Software that features global watch lists of sanctioned individuals, PEPs, designated terrorists and so on, also need to be used judiciously.
That said, there are a handful of risk intelligence databases worldwide that assist companies in their compliance obligations with anti- corruption legislation like the US Foreign Corrupt Practices Act (FCPA), as well as anti-money laundering and counter terrorist financing regulations. To increase the accuracy of results, it’s a good idea to choose high quality, well structured risk intelligence that offers an EDD component. Enhanced due diligence should include details like the company’s shareholders and litigation history, as well as background information on management, decision makers, potential conflicts of interest, and potential political and criminal ties.
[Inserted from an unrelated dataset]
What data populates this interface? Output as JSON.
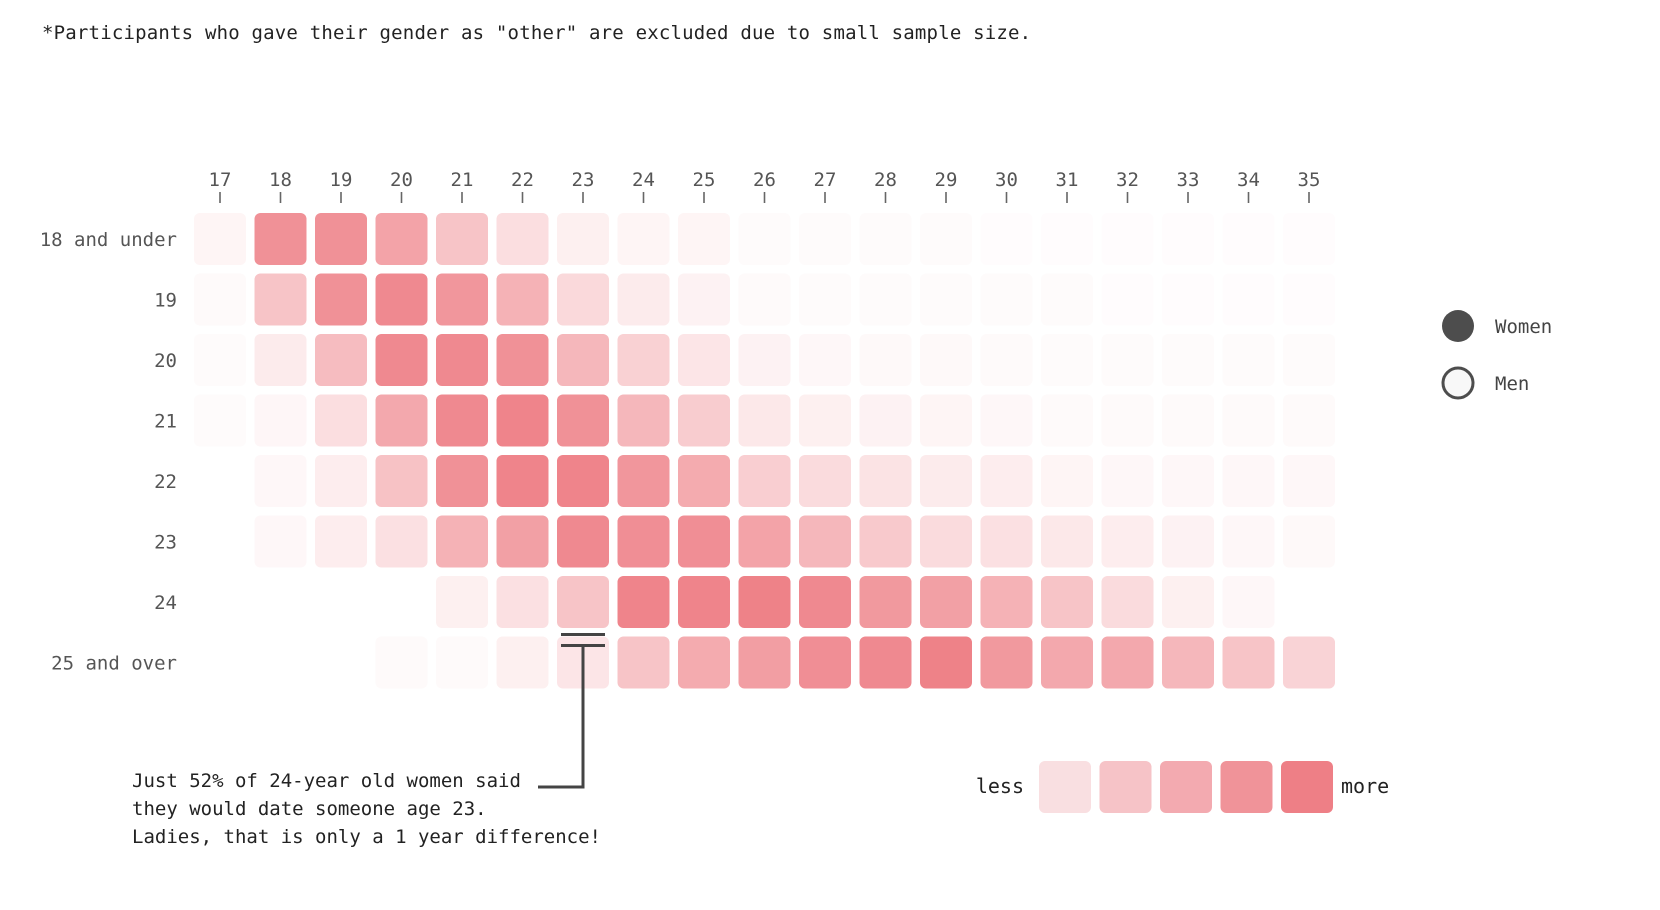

Indeed, not using databases or checking watch lists in addition to not doing due diligence can pose easily avoided risks for insurers. “It is amazing how few professionals care about the insurer’s ability to assess the risk and apply due diligence in their everyday functions,” said Chidiac. “For instance, despite some sanctions imposed in the region (such as on Syria), we still find risk carriers giving support to some of these sanctioned insurers and clients.”
On top of introducing a culture of due diligence and compliance at insurance companies, dedicated teams need to carry on from where EDD left off. “EDD will not cover opportunistic fraud, people taking advantage of a situation to exaggerate a claim, to cover excesses or make a profit from a risk event. Nor will it combat third party fraud. However, it should be noted that EDD is not the only tool employed to help tackle fraud,” said Green.
Indeed, the human element needs to be retained in addition to technology to counter fraud. “A large part of the solution needs to be hand in glove with people as well,” said Brimson. “To me, I think fraud and counter fraud will always be a people business, as people commit fraud for different reasons.”
The global struggle against insurance fraud will clearly continue, and prevention will have a measure of success or failure in different markets and regions, depending in part on their adoption of EDD. While regions like the Middle East have a way to go, and the Asia markets are in general bringing systems up to speed to tackle rising fraud, more advanced insurance markets are moving ahead.
“Detection of fraud is moving in the right direction, the focus on being reactive and having counter fraud measures at the claims stage has moved on and now includes more upfront EDD and prevention methods when a policy is taken out,” said Green.